De jóvenes tomábamos copas en unos locales a los pies del acueducto, por ejemplo. Y estaba ahí sin llamar mucho la atención. Hasta lo cruzamos por arriba una madrugada. Pero sin admirar su majestuosidad.
Una vez, vinieron unos amigos americanos y al ver el asombro en sus miradas al ver la ciudad, tomé conciencia de lo importante que era asombrarse cada vez que algo cotidiano lo teníamos cerca.
Así, aprendí a valorar cada beso o un te quiero de Sara o Amelia como algo excelso cada vez, cada día, eso es lo que es, algo sublime, y acostumbrarse sería un error. Cada día que toca ir a trabajar es porque tengo la suerte de tener trabajo y no estar ingresado y es excelso. Tener comida cada día, luz, agua, así con todo.

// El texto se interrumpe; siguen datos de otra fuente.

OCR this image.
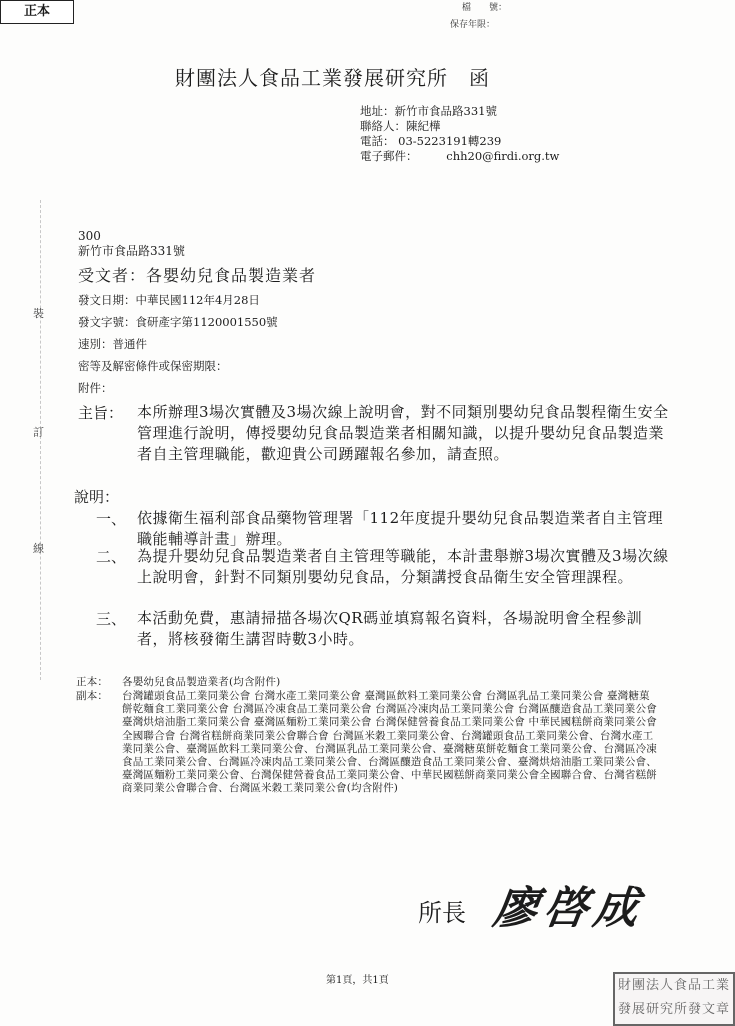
正本	檔　　號：
保存年限：
財團法人食品工業發展研究所　函
地址：新竹市食品路331號
聯絡人：陳紀樺
電話： 03-5223191轉239
電子郵件：　　　chh20@firdi.org.tw
裝
訂
線
300
新竹市食品路331號
受文者：各嬰幼兒食品製造業者
發文日期：中華民國112年4月28日
發文字號：食研產字第1120001550號
速別：普通件
密等及解密條件或保密期限：
附件：
主旨： 本所辦理3場次實體及3場次線上說明會，對不同類別嬰幼兒食品製程衛生安全管理進行說明，傳授嬰幼兒食品製造業者相關知識，以提升嬰幼兒食品製造業者自主管理職能，歡迎貴公司踴躍報名參加，請查照。
說明：
一、 依據衛生福利部食品藥物管理署「112年度提升嬰幼兒食品製造業者自主管理職能輔導計畫」辦理。
二、 為提升嬰幼兒食品製造業者自主管理等職能，本計畫舉辦3場次實體及3場次線上說明會，針對不同類別嬰幼兒食品，分類講授食品衛生安全管理課程。
三、 本活動免費，惠請掃描各場次QR碼並填寫報名資料，各場說明會全程參訓者，將核發衛生講習時數3小時。
正本： 各嬰幼兒食品製造業者(均含附件)
副本： 台灣罐頭食品工業同業公會 台灣水產工業同業公會 臺灣區飲料工業同業公會 台灣區乳品工業同業公會 臺灣糖菓餅乾麵食工業同業公會 台灣區冷凍食品工業同業公會 台灣區冷凍肉品工業同業公會 台灣區釀造食品工業同業公會 臺灣烘焙油脂工業同業公會 臺灣區麵粉工業同業公會 台灣保健營養食品工業同業公會 中華民國糕餅商業同業公會全國聯合會 台灣省糕餅商業同業公會聯合會 台灣區米穀工業同業公會、台灣罐頭食品工業同業公會、台灣水產工業同業公會、臺灣區飲料工業同業公會、台灣區乳品工業同業公會、臺灣糖菓餅乾麵食工業同業公會、台灣區冷凍食品工業同業公會、台灣區冷凍肉品工業同業公會、台灣區釀造食品工業同業公會、臺灣烘焙油脂工業同業公會、臺灣區麵粉工業同業公會、台灣保健營養食品工業同業公會、中華民國糕餅商業同業公會全國聯合會、台灣省糕餅商業同業公會聯合會、台灣區米穀工業同業公會(均含附件)
所長 廖啓成
第1頁，共1頁	財團法人食品工業
發展研究所發文章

No ser conscientes de lo afortunados que somos, de la genialidad que es lo que nos rodea, nos hace perdernos mucho de lo pequeño de cada día, que al mirarlo cada vez con ojos nuevos de asombro, aprendemos a verlo como algo maravilloso.
La vida es un regalo del cielo y tiene cosas maravillosas que damos@por hecho y nos perdemos mucho.
“No hagáis rutina de lo sublime” decía mi abuelo Rafael.
Escribo esto en Madrid, con calor, con la tensión baja y el recuerdo de lo sublime de multiplica.